The biggest question is: Why is there so much bloodshed in the name of God? In Indonesia, Muslims are arguably the main actors. In other places, terrorism could involve people who follow other religions. In every corner of the world, “us” versus “them” has become the main discourse. It is not the argument in a niche segment of the society; it has become the discourse at the grass roots as well.
The idea of religion as a peaceful path has been shattered. The idea that humanism will promote equality and union also lies in ruins. We are at a crossroads, where broader human values are being replaced by exclusive group values. Justice, equality, fairness, and peace only apply to groups. It is only about “us”, and never concerns “others”.
This is a paradox. It has happened at a time when boundaries are collapsing due to automation and scientific discoveries, as people get to go instantly from one place to another. Modern technology has been accelerating rapidly since the turn of the millennium, but it has not made people citizens of the world. Instead, people tend to fortify themselves in a group that distinguishes itself from another.
In Indonesia, freedom arrived at the end of the last century with the fall of the Suharto dictatorship. Though it is far from its ideal form, democracy has truly started taking shape. Freedom of the press and free speech are now respected and honoured. There are achievements in the economic, political and cultural spheres.
At the same time, in the name of freedom and democracy, radical ideas such as enforcement of the Islamic law in daily life and the establishment of an Islamic State, are being talked about. These radicals do not recognise that their ideas are anti-democratic and do not value freedom. In many cases, their attempts to force these ideas have ended in disturbance and assault. The campaign against “non-Muslim leaders” influenced the voters in the Jakarta governor’s election. In some areas, Islamic law eventually became the official law, as in the province of Aceh, where caning as a punishment has been reinstated.
This sectarian attitude may seem ironic in the age of freedom. However, in my opinion, this turn of events is inevitable, even predictable. The collapse of the dictatorship facilitated the growth of technology in Indonesia and removed all the barriers to access the world. For some people, the opening up led to a flood of aspirations. For many others, it meant a threat.
It’s like an encounter with extraterrestrials, as in science-fiction movies. A meeting with unfamiliar beings holds a host of possibilities. It could lead to new knowledge, wisdom, prosperity, power, and even the making of new civilisations. It could also mean new disease, tyranny and war.
The history of Columbus on a new continent and European trading ships looking for spices revealed both these aspects.
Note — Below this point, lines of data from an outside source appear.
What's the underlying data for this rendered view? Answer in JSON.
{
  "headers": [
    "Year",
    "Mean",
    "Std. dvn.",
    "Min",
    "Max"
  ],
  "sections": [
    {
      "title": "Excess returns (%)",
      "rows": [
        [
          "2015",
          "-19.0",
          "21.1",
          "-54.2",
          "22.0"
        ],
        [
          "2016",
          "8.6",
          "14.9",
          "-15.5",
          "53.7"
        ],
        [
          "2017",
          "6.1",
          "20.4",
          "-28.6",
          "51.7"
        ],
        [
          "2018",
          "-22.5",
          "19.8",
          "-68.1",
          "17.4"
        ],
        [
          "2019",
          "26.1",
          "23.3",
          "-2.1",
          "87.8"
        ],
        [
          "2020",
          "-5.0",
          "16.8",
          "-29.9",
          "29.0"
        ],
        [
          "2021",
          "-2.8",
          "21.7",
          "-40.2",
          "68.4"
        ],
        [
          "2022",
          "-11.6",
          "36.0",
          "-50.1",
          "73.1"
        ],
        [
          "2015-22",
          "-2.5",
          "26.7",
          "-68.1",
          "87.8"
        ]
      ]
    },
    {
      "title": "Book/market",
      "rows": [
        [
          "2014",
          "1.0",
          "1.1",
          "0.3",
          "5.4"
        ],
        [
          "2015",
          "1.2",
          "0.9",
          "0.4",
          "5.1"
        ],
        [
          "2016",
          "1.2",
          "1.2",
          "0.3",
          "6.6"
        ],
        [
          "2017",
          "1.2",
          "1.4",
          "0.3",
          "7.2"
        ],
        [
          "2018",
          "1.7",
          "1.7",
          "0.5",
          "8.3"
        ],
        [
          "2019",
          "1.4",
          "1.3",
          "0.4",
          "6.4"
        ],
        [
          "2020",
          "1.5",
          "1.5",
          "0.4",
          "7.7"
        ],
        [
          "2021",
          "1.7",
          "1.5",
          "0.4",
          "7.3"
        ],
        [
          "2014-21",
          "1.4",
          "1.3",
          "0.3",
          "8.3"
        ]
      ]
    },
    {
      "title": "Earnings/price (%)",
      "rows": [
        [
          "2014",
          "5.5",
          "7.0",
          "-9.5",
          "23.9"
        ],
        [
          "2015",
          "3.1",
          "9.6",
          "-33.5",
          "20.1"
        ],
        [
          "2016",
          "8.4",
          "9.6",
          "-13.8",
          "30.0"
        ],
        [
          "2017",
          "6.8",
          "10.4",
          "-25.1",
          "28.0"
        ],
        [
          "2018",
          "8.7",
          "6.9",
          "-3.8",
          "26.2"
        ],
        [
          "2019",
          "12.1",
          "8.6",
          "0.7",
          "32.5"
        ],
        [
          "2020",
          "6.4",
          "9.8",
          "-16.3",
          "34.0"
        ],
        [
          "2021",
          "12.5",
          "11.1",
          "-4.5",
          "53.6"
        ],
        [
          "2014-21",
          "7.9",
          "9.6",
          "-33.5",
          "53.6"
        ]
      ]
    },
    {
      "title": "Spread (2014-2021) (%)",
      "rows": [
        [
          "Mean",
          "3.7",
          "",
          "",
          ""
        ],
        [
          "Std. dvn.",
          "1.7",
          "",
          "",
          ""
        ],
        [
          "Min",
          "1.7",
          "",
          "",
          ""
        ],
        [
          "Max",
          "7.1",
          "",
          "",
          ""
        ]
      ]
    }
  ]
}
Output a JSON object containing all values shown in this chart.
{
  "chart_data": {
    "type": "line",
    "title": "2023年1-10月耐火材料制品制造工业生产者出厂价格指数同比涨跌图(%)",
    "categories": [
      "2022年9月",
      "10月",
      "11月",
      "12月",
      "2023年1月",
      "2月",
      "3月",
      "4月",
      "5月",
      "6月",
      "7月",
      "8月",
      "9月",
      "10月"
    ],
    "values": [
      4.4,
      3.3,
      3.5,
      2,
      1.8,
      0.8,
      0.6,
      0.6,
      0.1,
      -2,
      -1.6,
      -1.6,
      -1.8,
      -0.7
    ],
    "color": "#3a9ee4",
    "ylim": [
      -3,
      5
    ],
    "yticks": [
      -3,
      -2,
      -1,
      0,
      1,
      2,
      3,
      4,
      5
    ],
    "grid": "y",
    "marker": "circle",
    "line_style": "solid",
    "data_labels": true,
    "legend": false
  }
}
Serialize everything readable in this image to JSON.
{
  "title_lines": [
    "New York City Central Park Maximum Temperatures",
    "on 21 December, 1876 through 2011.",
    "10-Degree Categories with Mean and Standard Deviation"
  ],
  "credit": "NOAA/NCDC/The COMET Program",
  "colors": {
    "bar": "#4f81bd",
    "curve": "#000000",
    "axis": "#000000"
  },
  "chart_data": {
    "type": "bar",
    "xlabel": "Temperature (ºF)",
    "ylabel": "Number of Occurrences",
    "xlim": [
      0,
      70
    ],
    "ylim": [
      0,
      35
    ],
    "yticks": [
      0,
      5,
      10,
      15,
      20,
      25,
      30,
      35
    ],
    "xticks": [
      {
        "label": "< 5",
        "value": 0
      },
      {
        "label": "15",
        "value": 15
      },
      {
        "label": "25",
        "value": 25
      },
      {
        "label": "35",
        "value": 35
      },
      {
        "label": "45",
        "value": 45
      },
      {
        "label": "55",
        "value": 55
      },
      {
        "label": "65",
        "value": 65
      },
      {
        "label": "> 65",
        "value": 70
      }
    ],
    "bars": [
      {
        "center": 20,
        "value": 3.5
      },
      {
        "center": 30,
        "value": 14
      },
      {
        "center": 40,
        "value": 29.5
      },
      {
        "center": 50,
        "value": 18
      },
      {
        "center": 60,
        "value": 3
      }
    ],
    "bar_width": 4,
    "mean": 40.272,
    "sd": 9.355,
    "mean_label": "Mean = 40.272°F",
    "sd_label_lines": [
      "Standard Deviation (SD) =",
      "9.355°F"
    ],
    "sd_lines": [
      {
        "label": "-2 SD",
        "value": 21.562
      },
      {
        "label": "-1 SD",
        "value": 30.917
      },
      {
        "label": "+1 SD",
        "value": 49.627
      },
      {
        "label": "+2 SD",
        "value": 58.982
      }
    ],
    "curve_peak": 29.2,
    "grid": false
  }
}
In modern times, the collapse of a dictatorial regime in the time of the internet and digital revolution could lead to contradictory outcomes. It could trigger aspirations in one set of people, whereas a larger number of people could feel threatened. Those who feel threatened could act in self-defence.
When people fortify themselves inside religion, they also embrace the idea of hatred spread by terrorist groups and action. This is when the “us” versus “them” discourse and the struggle in the name of God become one and the same.
The world, of course, will continue to move forward. Many scientific innovations may trouble people, make them feel threatened. The same problems will repeat, and terror too may reappear in the name of country, God, power, or some other term. Either we resist or humanity will crumble.